9)TEKLİFİN EN CAN ALICI ŞARTI PARTİLİ CUMHURBAŞKANLIĞIDIR
“Genel Başkanlık zorunlu değil” iddiası
“Cumhurbaşkanı seçilen kişinin partisiyle ilişiği kesilir” hükmü, tarafsızlık yemini etmiş ve Devletin, Milletin birliğini temsil eden Cumhurbaşkanı makamı için olmazsa olmazdır. Bu düzenlemenin kaldırılıp, partili Cumhurbaşkanlığı getirmek dayatması, Teklifin en can alıcı konusudur. Bu madde Mecliste reddedilmiş olsaydı, Teklifin geri çekileceği kesindi. Uçum, doğru söylemiyor. Bunu kısa sürede yaşayıp göreceğiz.
10)HSYK’DA PARTİLİ CUMHURBAŞKANI VESAYETİ
“Doğrudan meşruiyet HSYK’da meşruiyet tartışmasını kaldıracak” iddiası
Teklif doğrudan meşruiyet getirmiyor. 12 Eylül 2010 referandumunda HSYK düzenlemesi yapılırken “üstünlerin hukuku değil, hukukun üstünlüğü sağlanacak” deniliyordu. HSYK seçimlerinde Adalet Bakanlığı ve Hükümet seçime müdahil oldu. HSYK, Fethullah Terör Örgütüne teslim edildi. Ardından Yargıtay, Danıştay ve yerel mahkemelerin çoğunun başkanları ve yargıçlarının önemli bölümü FETÖ ile bağlantılı kişilerden oluştu.

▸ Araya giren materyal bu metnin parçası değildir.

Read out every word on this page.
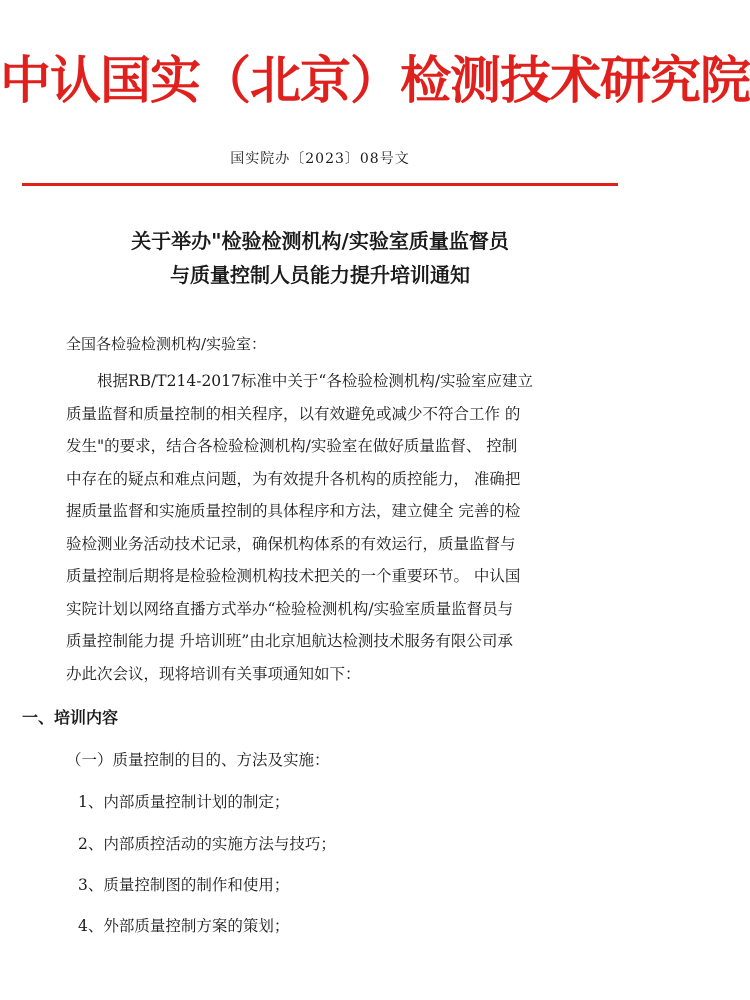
中认国实（北京）检测技术研究院
国实院办〔2023〕08号文
关于举办"检验检测机构/实验室质量监督员
与质量控制人员能力提升培训通知
全国各检验检测机构/实验室：
根据RB/T214-2017标准中关于“各检验检测机构/实验室应建立
质量监督和质量控制的相关程序，以有效避免或减少不符合工作 的
发生"的要求，结合各检验检测机构/实验室在做好质量监督、 控制
中存在的疑点和难点问题，为有效提升各机构的质控能力， 准确把
握质量监督和实施质量控制的具体程序和方法，建立健全 完善的检
验检测业务活动技术记录，确保机构体系的有效运行，质量监督与
质量控制后期将是检验检测机构技术把关的一个重要环节。 中认国
实院计划以网络直播方式举办“检验检测机构/实验室质量监督员与
质量控制能力提 升培训班”由北京旭航达检测技术服务有限公司承
办此次会议，现将培训有关事项通知如下：
一、培训内容
（一）质量控制的目的、方法及实施：
1、内部质量控制计划的制定；
2、内部质控活动的实施方法与技巧；
3、质量控制图的制作和使用；
4、外部质量控制方案的策划；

Yargıtay ve Danıştay seçimlerinde, “Mevlam verdikçe veriyor” deniliyordu.
Teklif ile getirilen seçim usulüne göre Adalet Bakanı ve Müsteşarı dahil altı üyeyi Cumhurbaşkanı atayacak, 7 üye ise çoğunluğunu Partili Cumhurbaşkanı’nın belirlediği meclis tarafından seçilecek. Bu Cumhurbaşkanını yargı erki üzerinde tek hakim yapmaktır. Bunun halkta yaratacağı güven problemi inanılmaz boyutlara varacak ve adaletin dibe vurmasına yol açacaktır. Kimse kürsüde oturan hakime “bağımsız ve tarafsız” gözüyle bakmayacaktır.
____________________________________________________________________
ESKİ TKP'Lİ ŞİMDİ AKP'Lİ
"Uçum kimdir?" sorumuzu Senem ve Cengiz şöyle yanıtladı: Av. Mehmet Uçum, Cumhurbaşkanı Erdoğan’ın başdanışmanlarından... İlginç bir kişilik. 7 Haziran 2015 seçiminde Kars’tan AKP adayı oldu. 1. sıradan seçildi. 1 Kasım’da aday gösterilmedi. Bu "fedakarlığın" mükafatı anlaşılan Cumhurbaşkanlığı Başdanışmanlarından biri olmaktı. Uçum, 1980’li yıllarda TKP’li İlerici Gençlik Derneği (İGD) üyesi. Sovyetler Birliği dönemindeki "göçmen TKP"den söz ediyoruz. O partinin üyelerinin önemli bir bölümü Sovyetler yıkılınca FETÖ’cü oldu. Bazıları da şimdilerde Uçum gibi AKP’li... Çoğunluğu ise siyaseti bıraktı.